S'agissant de la masse salariale, le dirigeant a spécifié que Tunisair n'avait pas que le personnel au sol et les employés mais compte également 1.300 pilotes et PNC, sachant que nos pilotes touchent le quart et parfois moins que ce qu'offrent d'autres compagnies aériennes. Idem pour le PNC dont le salaire est très maigre par rapport à ce qui est pratiqué à l'étranger. La compagnie a également en charge plus de 400 agents à l'étranger, des locaux qui travaillent pour le compte de la compagnie. Un directeur central ou n'importe quel cadre est payé beaucoup moins qu'un cadre dans l'étatique, a assuré le PDG, en soulignant que la société souffre d'une fuite de ses compétences. « Nos directeurs touchent les plus bas salaires dans le secteur du transport, selon une étude réalisée au niveau du ministère du Transport », a-t-il affirmé. Et de soutenir que la masse salariale sur le total des charges est de 15% (et peut atteindre 23% selon les saisons), ce qui est bien en dessous de la moyenne mondiale.
Pour sa part, l'expert économique Moez Soussi a estimé que la compagnie aérienne était sur la bonne pente en 2019, avec des recettes record de l'ordre 1,8 milliard de dinars. En 2020, ses revenus ont chuté de 70% à cause de la crise du Covid-19, soit un manque de liquidité de 1,2 milliard de dinars. Et de préciser que le carburant représente une grande partie des dépenses pouvant atteindre jusqu'à 34% des charges, lorsque le prix du baril augmente, contre 12% lorsque son prix baisse. En outre, le glissement du dinar a coûté, de 2015 à 2018, des dépenses supplémentaires de l'ordre de 150 millions de dinars.
Khaled Chelly a estimé en se référant à l'année de 2019 que Tunisair avait du potentiel. Mais, les crises qu'elle a traversées ont contribué à sa déchéance. Pour lui, tout le monde a participé à l'état actuel de Tunisair et en particulier l'instabilité des gouvernements et des directions générales qui se sont succédé, faisant que toutes les stratégies et les plans de sauvetage sont mort-nés.

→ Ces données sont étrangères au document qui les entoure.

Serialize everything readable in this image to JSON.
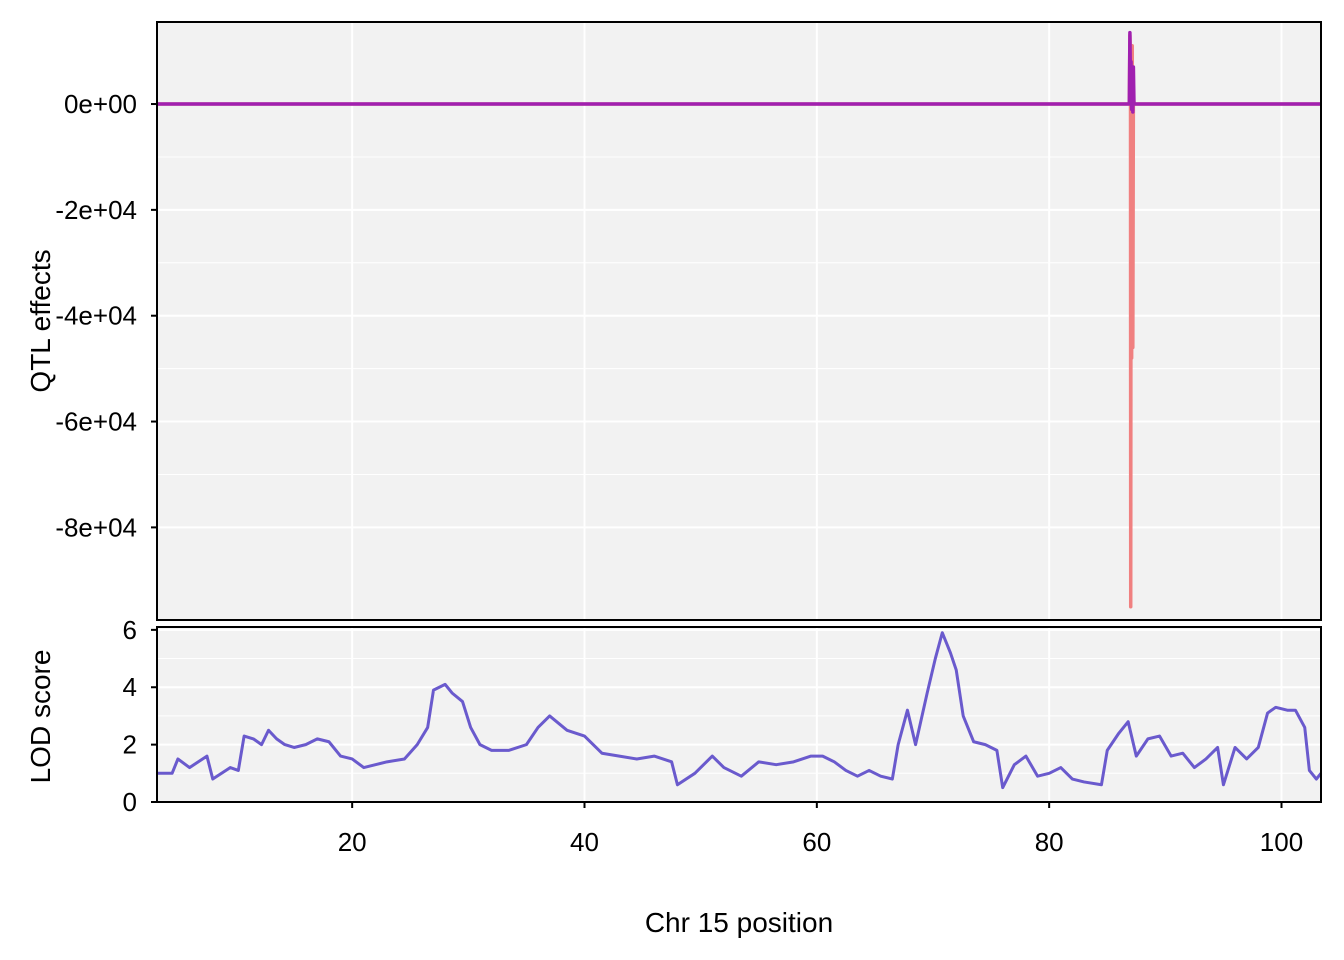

S'agissant du plan de sauvetage, le PDG a expliqué que la compagnie aérienne devra faire face aux problèmes d'endettement et de trésorerie. S'agissant des fonds nécessaires pour remettre sur pied la société, il pense qu'il faudra attendre la fin de 2021 pour évaluer l'impact du Covid-19. Pour lui, il faudra recapitaliser la société, réévaluer ses biens et injecter au moins un milliard de dinars pour rétablir les équilibres de la société. Il est également question de faire pression sur la dépense, notamment en adaptant le système de management et l'effectif par rapport au nombre d'avion, sachant que 2021-2023, seulement 17 à 18 avions seront opérationnels. En outre, il faudra revoir le modèle de Tunisair ainsi que les représentations à l'étranger, en baissant le nombre de détachés, ainsi que les loyers. Autre chose importante, la compagnie devra choisir des dessertes plus rentables. Le plan social sera aussi revu et les 50 millions de dinars mobilisés par l'Etat depuis 2014 à cet effet seront utilisés. Tunisair devra aussi travailler sur la productivité, l'open sky étant imminent.
S'agissant de la reprise des dessertes vers la Libye, M. Chelly a indiqué que la première desserte était prévue pour le début du mois de ramadan. Mais, ayant découvert que le timing n'était pas opportun, elle a été décalé au 16 mai courant. Et d'expliquer que le prix de l'assurance empêchait la reprise des vols vers cette desserte. 65 dessertes étaient opérées vers la Libye jusqu'à 2014.